Continuing, from the matrices of intensities we extract the following figures, representing the median direct intensity:
For direct emissions we observe expected patterns. The most emitting industries are the non-renewable energy producers, extraction industries, or transportation. On the other side we find retail services, electricity trade and nuclear energy production.
In the next plot, we represent the ratio of indirect to direct intensities. The higher the ratio, the lower is the direct contribution with respect to the indirect sources.

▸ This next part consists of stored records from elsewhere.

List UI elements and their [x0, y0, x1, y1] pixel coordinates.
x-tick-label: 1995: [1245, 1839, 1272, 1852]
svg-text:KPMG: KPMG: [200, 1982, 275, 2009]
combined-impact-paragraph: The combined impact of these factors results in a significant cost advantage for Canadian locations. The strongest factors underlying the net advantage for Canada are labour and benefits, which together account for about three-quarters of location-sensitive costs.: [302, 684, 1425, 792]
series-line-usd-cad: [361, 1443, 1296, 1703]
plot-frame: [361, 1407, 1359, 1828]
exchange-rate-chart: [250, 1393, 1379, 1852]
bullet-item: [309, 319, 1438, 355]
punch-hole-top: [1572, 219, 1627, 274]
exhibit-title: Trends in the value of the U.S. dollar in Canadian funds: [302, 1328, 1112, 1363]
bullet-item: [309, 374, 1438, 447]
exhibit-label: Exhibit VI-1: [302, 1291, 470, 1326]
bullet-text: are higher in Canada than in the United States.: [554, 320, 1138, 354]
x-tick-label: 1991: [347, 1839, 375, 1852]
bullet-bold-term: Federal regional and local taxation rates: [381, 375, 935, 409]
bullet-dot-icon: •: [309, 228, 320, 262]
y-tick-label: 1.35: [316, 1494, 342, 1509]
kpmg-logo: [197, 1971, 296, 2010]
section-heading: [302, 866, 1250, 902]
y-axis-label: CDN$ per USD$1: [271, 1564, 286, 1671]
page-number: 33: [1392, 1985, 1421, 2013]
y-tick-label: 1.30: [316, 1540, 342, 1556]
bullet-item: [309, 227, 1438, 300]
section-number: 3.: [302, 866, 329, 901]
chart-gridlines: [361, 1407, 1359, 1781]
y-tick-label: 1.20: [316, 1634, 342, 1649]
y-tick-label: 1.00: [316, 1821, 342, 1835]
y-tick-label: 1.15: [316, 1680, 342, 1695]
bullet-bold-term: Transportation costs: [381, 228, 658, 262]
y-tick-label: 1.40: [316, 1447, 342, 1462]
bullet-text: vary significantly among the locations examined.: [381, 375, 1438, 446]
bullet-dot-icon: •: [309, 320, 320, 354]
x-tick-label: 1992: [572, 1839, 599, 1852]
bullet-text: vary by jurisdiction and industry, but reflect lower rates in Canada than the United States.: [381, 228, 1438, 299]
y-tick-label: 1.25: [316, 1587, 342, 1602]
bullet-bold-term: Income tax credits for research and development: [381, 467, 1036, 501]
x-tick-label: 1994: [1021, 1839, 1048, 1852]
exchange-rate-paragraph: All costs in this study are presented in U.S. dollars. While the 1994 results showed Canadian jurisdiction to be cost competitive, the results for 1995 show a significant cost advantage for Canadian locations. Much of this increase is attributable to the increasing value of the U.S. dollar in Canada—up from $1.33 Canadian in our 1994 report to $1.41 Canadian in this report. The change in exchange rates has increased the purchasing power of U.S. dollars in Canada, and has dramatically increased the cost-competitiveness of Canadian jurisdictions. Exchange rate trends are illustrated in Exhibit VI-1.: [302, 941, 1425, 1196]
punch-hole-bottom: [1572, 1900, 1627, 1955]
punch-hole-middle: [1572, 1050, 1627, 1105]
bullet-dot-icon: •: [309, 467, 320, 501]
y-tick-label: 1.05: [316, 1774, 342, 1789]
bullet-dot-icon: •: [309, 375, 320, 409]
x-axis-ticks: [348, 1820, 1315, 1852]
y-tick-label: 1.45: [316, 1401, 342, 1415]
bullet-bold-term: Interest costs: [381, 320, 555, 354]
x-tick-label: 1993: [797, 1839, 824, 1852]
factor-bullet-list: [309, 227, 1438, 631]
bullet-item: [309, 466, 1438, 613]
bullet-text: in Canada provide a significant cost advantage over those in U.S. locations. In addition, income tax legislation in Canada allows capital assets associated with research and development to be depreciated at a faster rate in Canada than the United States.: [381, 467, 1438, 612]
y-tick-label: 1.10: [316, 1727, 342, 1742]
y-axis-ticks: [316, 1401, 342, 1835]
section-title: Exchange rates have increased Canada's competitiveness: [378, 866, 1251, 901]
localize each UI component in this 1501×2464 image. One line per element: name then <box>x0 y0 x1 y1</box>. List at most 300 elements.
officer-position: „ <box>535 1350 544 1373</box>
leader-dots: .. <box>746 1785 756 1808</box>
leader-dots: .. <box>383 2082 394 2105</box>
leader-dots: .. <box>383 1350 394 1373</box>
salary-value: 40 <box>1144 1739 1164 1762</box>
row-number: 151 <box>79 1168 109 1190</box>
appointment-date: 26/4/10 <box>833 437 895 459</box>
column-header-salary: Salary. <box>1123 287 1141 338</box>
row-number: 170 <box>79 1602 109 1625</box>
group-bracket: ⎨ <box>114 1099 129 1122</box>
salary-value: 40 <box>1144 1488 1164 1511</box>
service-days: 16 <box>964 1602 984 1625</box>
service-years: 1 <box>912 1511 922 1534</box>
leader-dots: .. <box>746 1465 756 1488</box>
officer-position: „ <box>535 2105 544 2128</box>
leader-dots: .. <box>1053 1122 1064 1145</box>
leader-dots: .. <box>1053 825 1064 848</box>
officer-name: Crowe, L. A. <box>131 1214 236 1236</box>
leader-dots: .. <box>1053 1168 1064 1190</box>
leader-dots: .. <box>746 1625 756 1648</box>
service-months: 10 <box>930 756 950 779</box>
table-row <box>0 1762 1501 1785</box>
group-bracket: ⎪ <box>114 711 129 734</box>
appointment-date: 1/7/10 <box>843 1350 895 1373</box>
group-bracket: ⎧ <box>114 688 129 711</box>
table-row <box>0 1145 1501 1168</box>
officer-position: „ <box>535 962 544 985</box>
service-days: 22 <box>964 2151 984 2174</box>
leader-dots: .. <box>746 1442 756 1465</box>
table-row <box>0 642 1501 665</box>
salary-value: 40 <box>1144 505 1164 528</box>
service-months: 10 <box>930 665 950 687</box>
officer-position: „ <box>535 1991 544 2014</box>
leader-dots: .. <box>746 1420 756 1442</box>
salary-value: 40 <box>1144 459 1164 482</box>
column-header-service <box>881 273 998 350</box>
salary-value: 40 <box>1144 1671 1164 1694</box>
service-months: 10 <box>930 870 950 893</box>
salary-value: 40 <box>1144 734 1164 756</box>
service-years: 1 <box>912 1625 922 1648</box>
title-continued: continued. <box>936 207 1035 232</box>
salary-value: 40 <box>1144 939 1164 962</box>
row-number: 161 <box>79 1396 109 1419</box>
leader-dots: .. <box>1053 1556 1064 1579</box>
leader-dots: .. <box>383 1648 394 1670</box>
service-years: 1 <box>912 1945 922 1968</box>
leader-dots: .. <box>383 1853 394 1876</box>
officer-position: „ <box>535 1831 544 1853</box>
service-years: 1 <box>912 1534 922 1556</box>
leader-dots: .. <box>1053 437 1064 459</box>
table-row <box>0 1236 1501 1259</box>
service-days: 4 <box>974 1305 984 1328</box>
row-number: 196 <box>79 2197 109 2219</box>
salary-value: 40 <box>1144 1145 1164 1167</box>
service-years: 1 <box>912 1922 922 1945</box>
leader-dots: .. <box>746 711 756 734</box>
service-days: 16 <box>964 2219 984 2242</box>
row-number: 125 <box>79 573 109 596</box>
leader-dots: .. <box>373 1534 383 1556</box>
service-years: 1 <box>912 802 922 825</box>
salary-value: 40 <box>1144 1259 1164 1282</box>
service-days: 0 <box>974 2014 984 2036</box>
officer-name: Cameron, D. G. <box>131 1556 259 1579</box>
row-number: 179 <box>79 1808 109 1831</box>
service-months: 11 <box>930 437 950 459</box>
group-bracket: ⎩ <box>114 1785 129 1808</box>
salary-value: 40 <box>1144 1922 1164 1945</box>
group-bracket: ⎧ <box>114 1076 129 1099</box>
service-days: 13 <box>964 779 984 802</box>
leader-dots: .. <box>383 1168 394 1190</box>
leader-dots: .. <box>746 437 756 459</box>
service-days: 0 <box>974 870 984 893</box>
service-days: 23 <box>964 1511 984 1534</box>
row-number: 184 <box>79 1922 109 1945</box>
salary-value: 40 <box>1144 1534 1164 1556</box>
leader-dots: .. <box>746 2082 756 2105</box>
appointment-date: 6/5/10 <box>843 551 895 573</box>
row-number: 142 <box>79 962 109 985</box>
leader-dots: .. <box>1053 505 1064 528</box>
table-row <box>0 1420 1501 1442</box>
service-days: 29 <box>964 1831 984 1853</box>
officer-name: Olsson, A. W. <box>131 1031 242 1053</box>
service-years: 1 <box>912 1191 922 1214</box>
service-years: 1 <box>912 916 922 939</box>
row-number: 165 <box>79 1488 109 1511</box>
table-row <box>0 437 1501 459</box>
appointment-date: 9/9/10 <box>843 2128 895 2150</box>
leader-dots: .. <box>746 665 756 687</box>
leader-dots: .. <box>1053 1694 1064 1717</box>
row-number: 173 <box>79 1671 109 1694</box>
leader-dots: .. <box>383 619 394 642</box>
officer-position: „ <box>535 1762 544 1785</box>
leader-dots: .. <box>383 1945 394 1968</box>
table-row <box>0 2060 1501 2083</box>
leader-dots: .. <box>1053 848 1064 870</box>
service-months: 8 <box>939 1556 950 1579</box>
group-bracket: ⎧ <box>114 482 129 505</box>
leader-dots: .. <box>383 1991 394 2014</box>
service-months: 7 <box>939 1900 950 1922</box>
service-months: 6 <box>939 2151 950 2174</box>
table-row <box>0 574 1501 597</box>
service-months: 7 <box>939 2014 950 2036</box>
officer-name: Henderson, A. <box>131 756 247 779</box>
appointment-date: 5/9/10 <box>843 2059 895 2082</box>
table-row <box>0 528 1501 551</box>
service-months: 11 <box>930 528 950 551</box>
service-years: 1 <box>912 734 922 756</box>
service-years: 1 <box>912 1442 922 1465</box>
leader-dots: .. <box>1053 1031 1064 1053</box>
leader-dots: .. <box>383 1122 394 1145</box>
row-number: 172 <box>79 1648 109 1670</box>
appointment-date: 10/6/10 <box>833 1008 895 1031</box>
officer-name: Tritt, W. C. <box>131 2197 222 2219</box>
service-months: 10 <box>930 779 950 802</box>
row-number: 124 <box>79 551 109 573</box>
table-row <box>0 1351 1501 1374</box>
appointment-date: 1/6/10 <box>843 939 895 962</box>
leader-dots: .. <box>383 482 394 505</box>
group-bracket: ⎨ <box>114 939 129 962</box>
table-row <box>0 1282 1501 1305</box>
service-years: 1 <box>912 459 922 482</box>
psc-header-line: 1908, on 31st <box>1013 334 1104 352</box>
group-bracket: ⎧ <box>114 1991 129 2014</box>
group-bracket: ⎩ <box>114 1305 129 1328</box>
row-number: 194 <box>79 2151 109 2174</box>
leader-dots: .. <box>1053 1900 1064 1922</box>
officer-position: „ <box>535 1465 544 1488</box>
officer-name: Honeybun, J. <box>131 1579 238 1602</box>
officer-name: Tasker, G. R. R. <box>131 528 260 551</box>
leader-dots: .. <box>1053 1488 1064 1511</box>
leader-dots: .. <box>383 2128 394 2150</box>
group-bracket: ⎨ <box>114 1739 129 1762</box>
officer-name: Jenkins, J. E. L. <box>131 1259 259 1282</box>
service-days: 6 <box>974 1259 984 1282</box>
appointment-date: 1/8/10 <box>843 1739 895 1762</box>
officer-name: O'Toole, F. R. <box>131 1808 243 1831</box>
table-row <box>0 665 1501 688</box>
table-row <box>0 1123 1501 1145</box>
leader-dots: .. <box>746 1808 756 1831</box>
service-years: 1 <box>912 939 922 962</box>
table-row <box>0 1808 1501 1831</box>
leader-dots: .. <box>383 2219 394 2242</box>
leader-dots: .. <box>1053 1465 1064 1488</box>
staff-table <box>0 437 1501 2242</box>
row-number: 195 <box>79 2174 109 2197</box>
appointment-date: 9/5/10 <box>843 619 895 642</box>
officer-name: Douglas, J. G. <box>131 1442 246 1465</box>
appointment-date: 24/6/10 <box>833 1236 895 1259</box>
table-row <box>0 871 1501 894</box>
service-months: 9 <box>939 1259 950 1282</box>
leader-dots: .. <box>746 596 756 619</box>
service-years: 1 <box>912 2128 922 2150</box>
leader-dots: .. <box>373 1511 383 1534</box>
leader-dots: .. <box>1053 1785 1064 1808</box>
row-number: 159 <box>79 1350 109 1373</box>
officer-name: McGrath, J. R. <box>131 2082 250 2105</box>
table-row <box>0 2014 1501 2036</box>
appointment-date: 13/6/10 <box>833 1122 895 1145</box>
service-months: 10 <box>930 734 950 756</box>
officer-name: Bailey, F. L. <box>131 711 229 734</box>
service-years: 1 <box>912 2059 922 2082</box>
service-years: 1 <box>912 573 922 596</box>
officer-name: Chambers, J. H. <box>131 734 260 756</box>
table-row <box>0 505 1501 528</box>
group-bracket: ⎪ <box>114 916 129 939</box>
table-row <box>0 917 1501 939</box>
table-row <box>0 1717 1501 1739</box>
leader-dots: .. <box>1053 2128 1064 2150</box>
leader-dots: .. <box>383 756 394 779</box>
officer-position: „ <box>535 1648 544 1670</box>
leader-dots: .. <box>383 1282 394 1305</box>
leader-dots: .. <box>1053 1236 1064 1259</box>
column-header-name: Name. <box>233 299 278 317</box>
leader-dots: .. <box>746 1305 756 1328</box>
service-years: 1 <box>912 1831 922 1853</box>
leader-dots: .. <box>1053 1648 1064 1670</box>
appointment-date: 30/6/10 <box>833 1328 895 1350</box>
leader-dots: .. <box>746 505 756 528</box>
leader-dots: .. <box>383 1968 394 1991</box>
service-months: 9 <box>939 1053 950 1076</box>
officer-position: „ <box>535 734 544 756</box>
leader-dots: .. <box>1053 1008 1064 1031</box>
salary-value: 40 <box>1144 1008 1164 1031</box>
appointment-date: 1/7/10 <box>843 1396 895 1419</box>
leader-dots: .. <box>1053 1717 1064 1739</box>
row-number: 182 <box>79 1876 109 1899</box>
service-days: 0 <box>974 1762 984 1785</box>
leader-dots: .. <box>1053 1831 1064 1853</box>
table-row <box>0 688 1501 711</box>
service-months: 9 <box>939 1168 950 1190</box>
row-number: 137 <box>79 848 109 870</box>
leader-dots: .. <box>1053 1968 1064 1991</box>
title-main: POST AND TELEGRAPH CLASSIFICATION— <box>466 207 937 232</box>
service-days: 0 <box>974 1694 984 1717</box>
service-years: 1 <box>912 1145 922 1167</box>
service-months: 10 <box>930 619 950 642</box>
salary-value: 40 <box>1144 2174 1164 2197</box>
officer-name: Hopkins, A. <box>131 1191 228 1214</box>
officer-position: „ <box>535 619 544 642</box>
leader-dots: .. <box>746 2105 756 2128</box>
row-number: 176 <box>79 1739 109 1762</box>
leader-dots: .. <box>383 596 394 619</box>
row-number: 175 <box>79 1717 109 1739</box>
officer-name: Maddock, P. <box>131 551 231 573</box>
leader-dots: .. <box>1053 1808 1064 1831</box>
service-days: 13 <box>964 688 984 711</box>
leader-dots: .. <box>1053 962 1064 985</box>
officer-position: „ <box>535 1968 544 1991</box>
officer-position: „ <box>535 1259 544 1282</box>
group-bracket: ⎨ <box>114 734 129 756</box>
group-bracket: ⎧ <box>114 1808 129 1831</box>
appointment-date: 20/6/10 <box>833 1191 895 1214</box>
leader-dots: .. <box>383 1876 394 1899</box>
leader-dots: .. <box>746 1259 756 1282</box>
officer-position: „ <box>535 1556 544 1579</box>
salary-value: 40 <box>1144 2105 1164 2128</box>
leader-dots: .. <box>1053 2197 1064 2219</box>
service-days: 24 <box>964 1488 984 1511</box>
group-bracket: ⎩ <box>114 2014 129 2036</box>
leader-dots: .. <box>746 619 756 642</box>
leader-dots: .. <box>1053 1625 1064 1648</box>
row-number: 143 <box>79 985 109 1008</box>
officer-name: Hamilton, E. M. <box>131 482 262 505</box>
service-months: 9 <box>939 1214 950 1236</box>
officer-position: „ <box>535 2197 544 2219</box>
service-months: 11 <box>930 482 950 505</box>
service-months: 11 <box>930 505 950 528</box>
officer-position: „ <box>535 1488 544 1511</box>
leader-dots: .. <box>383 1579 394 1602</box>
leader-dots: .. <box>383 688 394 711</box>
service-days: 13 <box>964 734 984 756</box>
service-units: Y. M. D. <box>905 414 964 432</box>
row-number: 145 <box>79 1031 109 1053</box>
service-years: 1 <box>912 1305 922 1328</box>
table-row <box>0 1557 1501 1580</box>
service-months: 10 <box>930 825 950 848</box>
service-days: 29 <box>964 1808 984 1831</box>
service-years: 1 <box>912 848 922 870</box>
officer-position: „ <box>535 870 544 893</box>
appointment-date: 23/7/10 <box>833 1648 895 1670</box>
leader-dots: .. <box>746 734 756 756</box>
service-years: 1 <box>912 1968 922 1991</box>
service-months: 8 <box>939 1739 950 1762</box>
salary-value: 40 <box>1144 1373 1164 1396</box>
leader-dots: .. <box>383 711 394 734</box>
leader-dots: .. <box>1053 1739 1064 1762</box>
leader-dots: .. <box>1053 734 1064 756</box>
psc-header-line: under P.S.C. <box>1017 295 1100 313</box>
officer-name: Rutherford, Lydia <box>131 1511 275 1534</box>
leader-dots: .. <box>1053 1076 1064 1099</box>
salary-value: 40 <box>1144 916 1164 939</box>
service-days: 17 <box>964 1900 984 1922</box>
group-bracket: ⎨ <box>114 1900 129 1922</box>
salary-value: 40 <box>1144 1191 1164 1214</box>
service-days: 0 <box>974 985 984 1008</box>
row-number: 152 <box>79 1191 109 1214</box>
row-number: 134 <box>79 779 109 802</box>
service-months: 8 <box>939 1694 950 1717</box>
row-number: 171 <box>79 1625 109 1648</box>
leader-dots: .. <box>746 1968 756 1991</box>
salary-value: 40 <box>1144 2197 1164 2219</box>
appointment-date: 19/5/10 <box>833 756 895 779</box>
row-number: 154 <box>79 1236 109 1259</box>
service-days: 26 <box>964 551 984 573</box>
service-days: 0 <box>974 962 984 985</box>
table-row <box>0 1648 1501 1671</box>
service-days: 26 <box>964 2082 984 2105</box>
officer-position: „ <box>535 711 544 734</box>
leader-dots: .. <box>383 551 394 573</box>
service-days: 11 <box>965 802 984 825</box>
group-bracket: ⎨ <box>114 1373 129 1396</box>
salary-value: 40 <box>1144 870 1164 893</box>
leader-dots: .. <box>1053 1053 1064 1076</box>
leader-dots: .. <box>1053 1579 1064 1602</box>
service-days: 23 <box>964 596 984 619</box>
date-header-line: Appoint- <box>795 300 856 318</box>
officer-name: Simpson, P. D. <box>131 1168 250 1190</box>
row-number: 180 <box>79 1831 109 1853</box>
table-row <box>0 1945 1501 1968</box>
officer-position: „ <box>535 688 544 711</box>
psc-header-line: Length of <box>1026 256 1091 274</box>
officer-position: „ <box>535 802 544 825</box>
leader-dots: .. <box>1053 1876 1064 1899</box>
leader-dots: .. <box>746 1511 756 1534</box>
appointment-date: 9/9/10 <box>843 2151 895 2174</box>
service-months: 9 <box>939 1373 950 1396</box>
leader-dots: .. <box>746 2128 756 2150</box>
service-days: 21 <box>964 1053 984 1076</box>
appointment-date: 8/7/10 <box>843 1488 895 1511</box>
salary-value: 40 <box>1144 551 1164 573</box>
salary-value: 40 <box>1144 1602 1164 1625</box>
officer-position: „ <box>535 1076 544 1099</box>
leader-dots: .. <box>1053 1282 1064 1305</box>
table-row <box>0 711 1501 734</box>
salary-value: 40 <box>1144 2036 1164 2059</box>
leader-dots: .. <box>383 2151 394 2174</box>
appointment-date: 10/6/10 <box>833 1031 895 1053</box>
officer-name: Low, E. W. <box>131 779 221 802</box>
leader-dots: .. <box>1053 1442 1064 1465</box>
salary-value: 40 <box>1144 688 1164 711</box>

For indirect emissions, we observe other interesting results. Trading of energy of course has a big indirect impact since they do not emit themselves, but buy a lot of polluting energy. Other industries that have high indirect impact are the ones that use lots of energy in their operations, such as the manufacture of machinery, electronics and textile products. We also see how the production of nuclear energy has a high impact ratio, probably due to the low direct emissions.
One industry that is always the center of attention is the transportation sector, because it is a big contributor to Scope 3 emissions throughout a company’s value chain due to the amount of greenhouse emissions that this sector produces. We can see this behavior in the graphs. The ratio of indirect to direct emissions of water and air transport fall in the low side of the graph, probably as a result of the large amount of direct emissions.
Conclusion
In summary, in this post we saw the use of the EEIO tables to analyze social and environmental indicators, both due to the direct and indirect activities of the industry. We also explained how the pymrio tool allows us to work with these tables incredibly easily.
Given the macroeconomic nature of the EEIO tables, it is a model that allows one to analyze and gain a very good understanding of supply-chain-related environmental pressures due to production and consumption activities. With some additional considerations, it can be used to evaluate the carbon footprint of a given company.
As data scientists it is absolutely necessary to have a deep knowledge of the data we are handling, as part of the exploration of the data and well before we even start to build the machine learning model. It is an essential part of our work, not only to be able to discern the quality and correctness of the data, but also to be able to evaluate and explain the results of the model.